# Equipe saddles- Medium +1cm?



## dottieh (15 October 2013)

As title! Does that mean the saddle is a medium or a medium wide? Any help would be gratefully received!


----------



## coloredred (15 October 2013)

I think the +1 is a medium wide. Mine is the standard fit which is a medium but to make things more complicated, it fits my m/w pony.


----------



## TarrSteps (15 October 2013)

Is that from an advertisement?  The +1cm COULD be a flap designation, meaning 1cm forward from stock. Equipe doesn't use that system but other high end saddles do. It could also be an adjustment designation, since the trees can be modified so +1 would literally be a normal M pulled out 1cm.


----------



## nikkimariet (15 October 2013)

Is that how the advert puts it?

The Equipe sizes are a bit funny. N actually means Normal. Which is Medium. N+1 is Medium Wide. N-1 is Medium Narrow and so on.

Fig is in a N and CS is in a N+1.


----------



## kirstyhen (15 October 2013)

nikkimariet said:



			Is that how the advert puts it?

The Equipe sizes are a bit funny. N actually means Normal. Which is Medium. N+1 is Medium Wide. N-1 is Medium Narrow and so on.

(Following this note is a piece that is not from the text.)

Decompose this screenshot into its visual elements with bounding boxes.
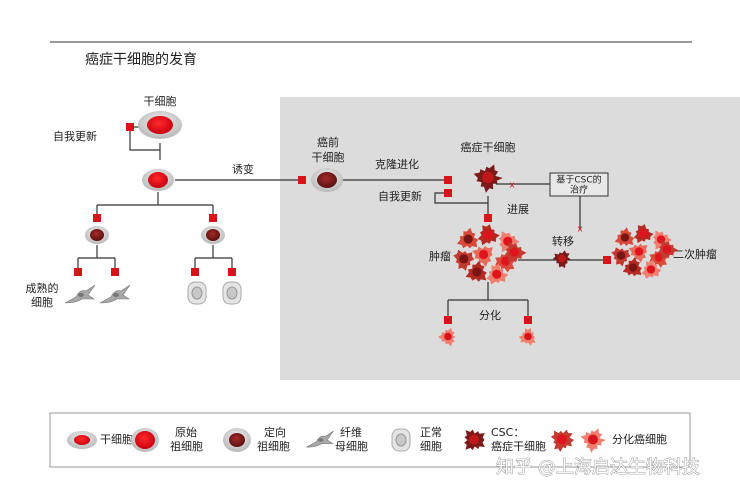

Fig is in a N and CS is in a N+1.
		
Click to expand...

And Mally is a N+3....


----------



## meardsall_millie (16 October 2013)

kirstyhen said:



			And Mally is a N+3.... 

Click to expand...

She is a porker!  Even my chunky monkey is only +2!!


----------



## dottieh (16 October 2013)

Yes, im looking at buying one off someone and it states it is a Medium +1cm. But not quite sure going by what you are all saying. The sizing for equipe sounds confusing!


----------



## Prince33Sp4rkle (16 October 2013)

id guess they are confused and mean N+1 which is med/wide.

i dont think they are hugely wide saddles, compared to eg bates, albion.


----------



## dottieh (16 October 2013)

ah ok, brilliant. thank you for your help


----------